Removing numbers from string

So I have a string that consists of words and numbers like The fox jumped over the hedge 3,19 and went for a walk in the 3,11 woods. He then met a raven and 12,6 had a chat.

I would like to replace these numbers with comma’s, but I am quickly running into problems with just using replace. Somehow If I chain replace statements, things get messed up. Not sure if there is a better way.

If I use replace(‘3,19’,‘,’) | replace(‘3,11’,‘’) and so on, after a while I get too many commas. I tried with all available digits as well (e.g. replace(3,19,11 etc) but that also did not get the expected results.

Is there a way maybe so I could do a replace(is digit() I could do or something similar?

With your input of:

The fox jumped over the hedge 3,19 and went for a walk in the 3,11 woods. He then met a raven and 12,6 had a chat.

and your description of “replace these numbers with comma’s”, what do you want the output to look like?

You could simply remove all digits:

{{ my_string|reject('in','0123456789')|list|join }}

which would give you:

The fox jumped over the hedge , and went for a walk in the , woods. He then met a raven and , had a chat.
1 Like

I suggest you use regex_replace with pattern matching as opposed to replace with hard-coded values.

{% set x = 'The fox jumped over the hedge 3,19 and went for a walk in the 3,11 woods. He then met a raven and 12,6 had a chat.' %}
{{ x | regex_replace('(\d+,\d+ )', '') }}

3 Likes

This actually works pretty well for my use case, as it keeps the comma’s in there. Thank you very much.

Yeah, I knew in the back of my mind that it wouldn’t really scale. I’m going to keep this regular expression in my tool chest, very handy indeed.

Much obliged.

That’s also possible with regex_replace but if you leave the commas they can appear in places that aren’t where one would normally put a comma (like between the words the and woods).

Or is the example sentence merely for testing purposes and not representative of the actual data?

Yes it’s just an example sentence. The actual data is a lunch menu that has menu items like:
Pasta 9
Soup with broccoli 1,3
Petit pois
Carrots
Potatoes 5,3,11

Where the digits are allergens listed down the menu.

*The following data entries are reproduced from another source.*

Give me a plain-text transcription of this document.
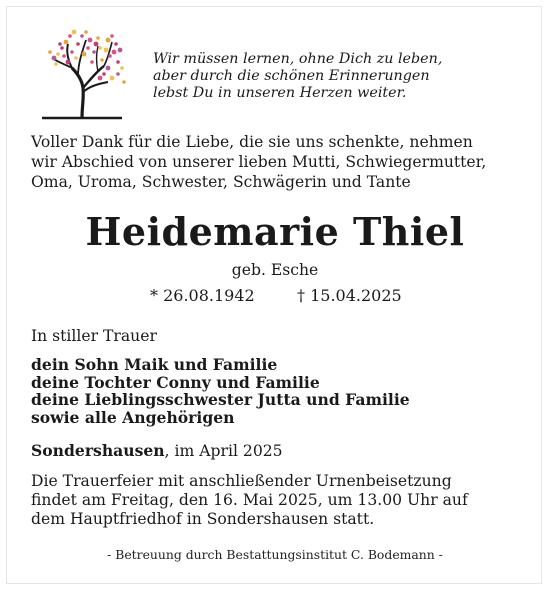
Wir müssen lernen, ohne Dich zu leben,
aber durch die schönen Erinnerungen
lebst Du in unseren Herzen weiter.
Voller Dank für die Liebe, die sie uns schenkte, nehmen
wir Abschied von unserer lieben Mutti, Schwiegermutter,
Oma, Uroma, Schwester, Schwägerin und Tante
Heidemarie Thiel
geb. Esche
* 26.08.1942	† 15.04.2025
In stiller Trauer
dein Sohn Maik und Familie
deine Tochter Conny und Familie
deine Lieblingsschwester Jutta und Familie
sowie alle Angehörigen
Sondershausen, im April 2025
Die Trauerfeier mit anschließender Urnenbeisetzung
findet am Freitag, den 16. Mai 2025, um 13.00 Uhr auf
dem Hauptfriedhof in Sondershausen statt.
- Betreuung durch Bestattungsinstitut C. Bodemann -
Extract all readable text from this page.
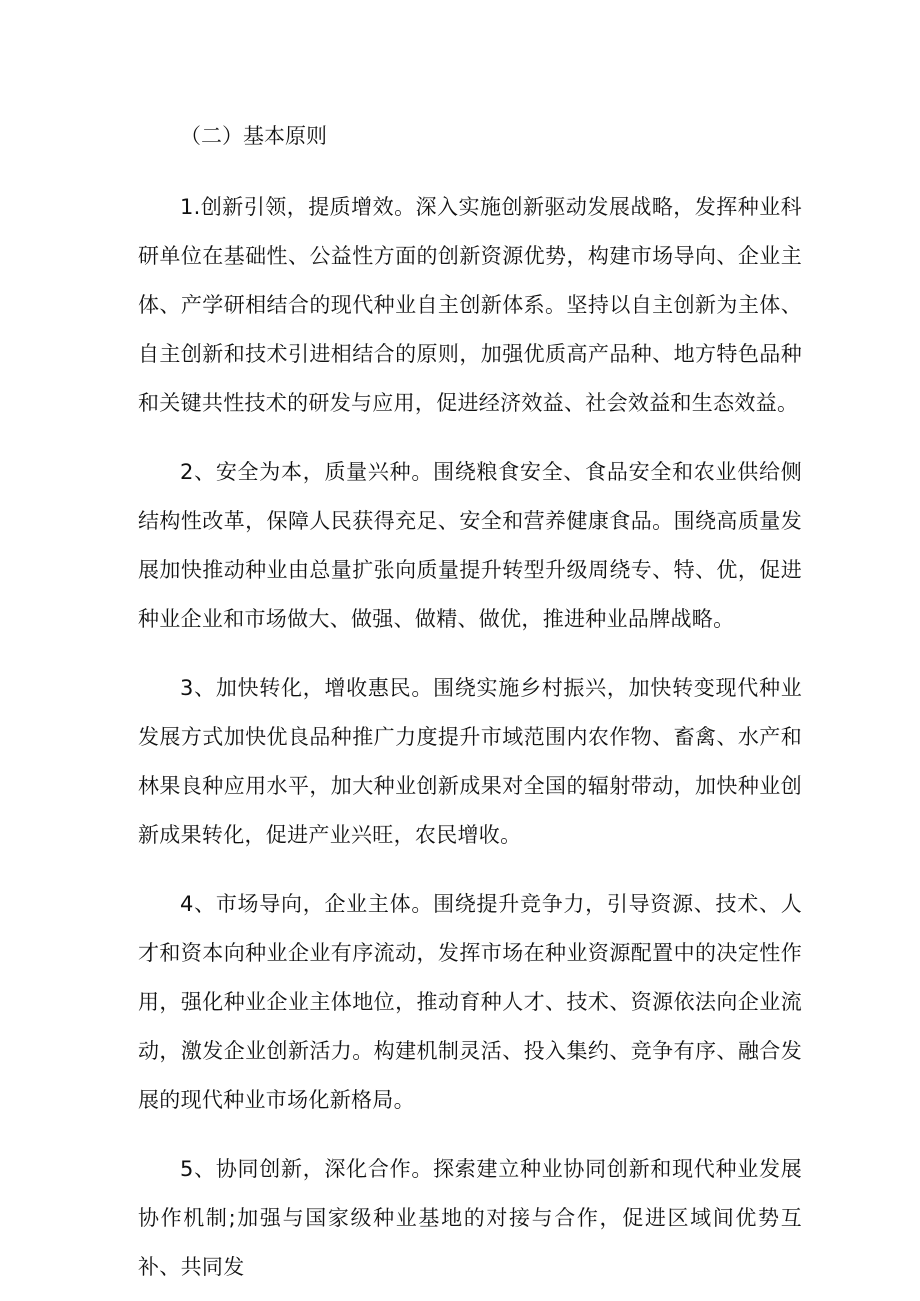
（二）基本原则

1.创新引领，提质增效。深入实施创新驱动发展战略，发挥种业科研单位在基础性、公益性方面的创新资源优势，构建市场导向、企业主体、产学研相结合的现代种业自主创新体系。坚持以自主创新为主体、自主创新和技术引进相结合的原则，加强优质高产品种、地方特色品种和关键共性技术的研发与应用，促进经济效益、社会效益和生态效益。

2、安全为本，质量兴种。围绕粮食安全、食品安全和农业供给侧结构性改革，保障人民获得充足、安全和营养健康食品。围绕高质量发展加快推动种业由总量扩张向质量提升转型升级周绕专、特、优，促进种业企业和市场做大、做强、做精、做优，推进种业品牌战略。

3、加快转化，增收惠民。围绕实施乡村振兴，加快转变现代种业发展方式加快优良品种推广力度提升市域范围内农作物、畜禽、水产和林果良种应用水平，加大种业创新成果对全国的辐射带动，加快种业创新成果转化，促进产业兴旺，农民增收。

4、市场导向，企业主体。围绕提升竞争力，引导资源、技术、人才和资本向种业企业有序流动，发挥市场在种业资源配置中的决定性作用，强化种业企业主体地位，推动育种人才、技术、资源依法向企业流动，激发企业创新活力。构建机制灵活、投入集约、竞争有序、融合发展的现代种业市场化新格局。

5、协同创新，深化合作。探索建立种业协同创新和现代种业发展协作机制;加强与国家级种业基地的对接与合作，促进区域间优势互补、共同发
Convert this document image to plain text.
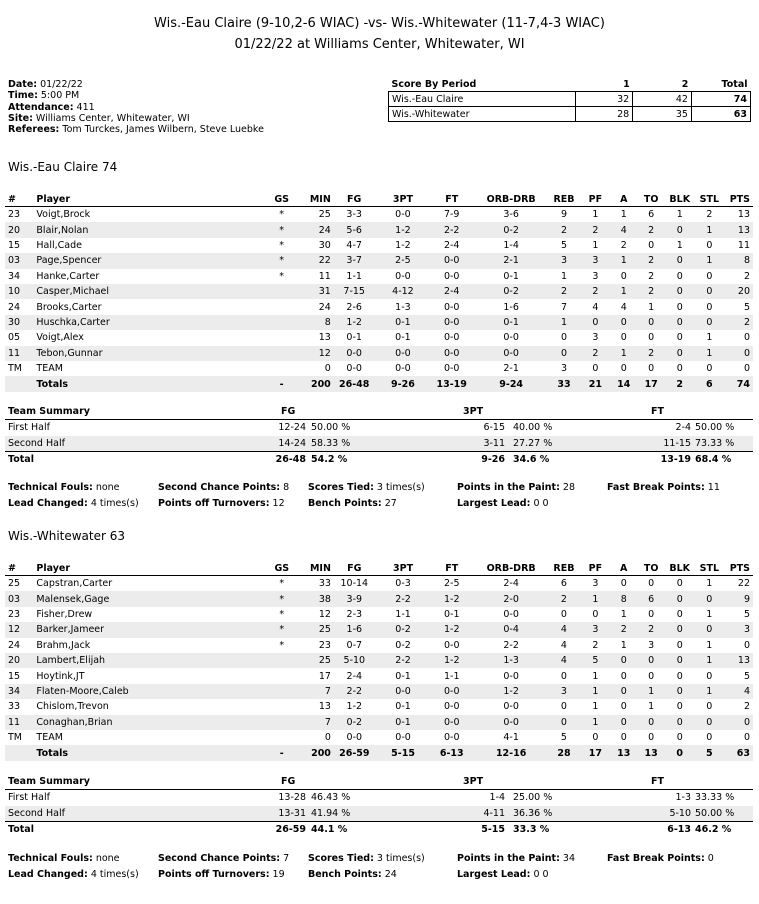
Wis.-Eau Claire (9-10,2-6 WIAC) -vs- Wis.-Whitewater (11-7,4-3 WIAC)
01/22/22 at Williams Center, Whitewater, WI
Date: 01/22/22
Time: 5:00 PM
Attendance: 411
Site: Williams Center, Whitewater, WI
Referees: Tom Turckes, James Wilbern, Steve Luebke
Score By Period	1	2	Total
Wis.-Eau Claire	32	42	74
Wis.-Whitewater	28	35	63
Wis.-Eau Claire 74
#	Player	GS	MIN	FG	3PT	FT	ORB-DRB	REB	PF	A	TO	BLK	STL	PTS
23	Voigt,Brock	*	25	3-3	0-0	7-9	3-6	9	1	1	6	1	2	13
20	Blair,Nolan	*	24	5-6	1-2	2-2	0-2	2	2	4	2	0	1	13
15	Hall,Cade	*	30	4-7	1-2	2-4	1-4	5	1	2	0	1	0	11
03	Page,Spencer	*	22	3-7	2-5	0-0	2-1	3	3	1	2	0	1	8
34	Hanke,Carter	*	11	1-1	0-0	0-0	0-1	1	3	0	2	0	0	2
10	Casper,Michael		31	7-15	4-12	2-4	0-2	2	2	1	2	0	0	20
24	Brooks,Carter		24	2-6	1-3	0-0	1-6	7	4	4	1	0	0	5
30	Huschka,Carter		8	1-2	0-1	0-0	0-1	1	0	0	0	0	0	2
05	Voigt,Alex		13	0-1	0-1	0-0	0-0	0	3	0	0	0	1	0
11	Tebon,Gunnar		12	0-0	0-0	0-0	0-0	0	2	1	2	0	1	0
TM	TEAM		0	0-0	0-0	0-0	2-1	3	0	0	0	0	0	0
	Totals	-	200	26-48	9-26	13-19	9-24	33	21	14	17	2	6	74
Team Summary	FG	3PT	FT
First Half	12-24 50.00 %	6-15 40.00 %	2-4 50.00 %
Second Half	14-24 58.33 %	3-11 27.27 %	11-15 73.33 %
Total	26-48 54.2 %	9-26 34.6 %	13-19 68.4 %
Technical Fouls: none	Second Chance Points: 8 Scores Tied: 3 times(s)	Points in the Paint: 28	Fast Break Points: 11
Lead Changed: 4 times(s) Points off Turnovers: 12 Bench Points: 27	Largest Lead: 0 0
Wis.-Whitewater 63
#	Player	GS	MIN	FG	3PT	FT	ORB-DRB	REB	PF	A	TO	BLK	STL	PTS
25	Capstran,Carter	*	33	10-14	0-3	2-5	2-4	6	3	0	0	0	1	22
03	Malensek,Gage	*	38	3-9	2-2	1-2	2-0	2	1	8	6	0	0	9
23	Fisher,Drew	*	12	2-3	1-1	0-1	0-0	0	0	1	0	0	1	5
12	Barker,Jameer	*	25	1-6	0-2	1-2	0-4	4	3	2	2	0	0	3
24	Brahm,Jack	*	23	0-7	0-2	0-0	2-2	4	2	1	3	0	1	0
20	Lambert,Elijah		25	5-10	2-2	1-2	1-3	4	5	0	0	0	1	13
15	Hoytink,JT		17	2-4	0-1	1-1	0-0	0	1	0	0	0	0	5
34	Flaten-Moore,Caleb		7	2-2	0-0	0-0	1-2	3	1	0	1	0	1	4
33	Chislom,Trevon		13	1-2	0-1	0-0	0-0	0	1	0	1	0	0	2
11	Conaghan,Brian		7	0-2	0-1	0-0	0-0	0	1	0	0	0	0	0
TM	TEAM		0	0-0	0-0	0-0	4-1	5	0	0	0	0	0	0
	Totals	-	200	26-59	5-15	6-13	12-16	28	17	13	13	0	5	63
Team Summary	FG	3PT	FT
First Half	13-28 46.43 %	1-4 25.00 %	1-3 33.33 %
Second Half	13-31 41.94 %	4-11 36.36 %	5-10 50.00 %
Total	26-59 44.1 %	5-15 33.3 %	6-13 46.2 %
Technical Fouls: none	Second Chance Points: 7 Scores Tied: 3 times(s)	Points in the Paint: 34	Fast Break Points: 0
Lead Changed: 4 times(s) Points off Turnovers: 19 Bench Points: 24	Largest Lead: 0 0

As I am reading out the lunch menu in TTS I ideally would like to have comma’s in there, as long as they are at the right spot as it inserts a pause. As the allergens are always listed after the menu items, I thought it would be favourable to turns those into comma’s at least.

And I can’t just replace all whitespace with comma’s either, as sometimes lunch menu items consist of multiple words and that would cause a undesired delay.

It’s not perfect, because if allergens are not listed I don’t get a pause but I’ll take it, unless there’s a better option. I thought about replacing all the menu items with the same word with same word and a comma, but that is not very dynamic and would fail if menu items ever change.

How is that data represented in Home Assistant? Is it a true list or a string delimited by newlines?

Hmm, it’s comes in the form of a response_variable from a shell command. I can address it like response_variable.content or response_variable_content[0] so I guess a list or a dict?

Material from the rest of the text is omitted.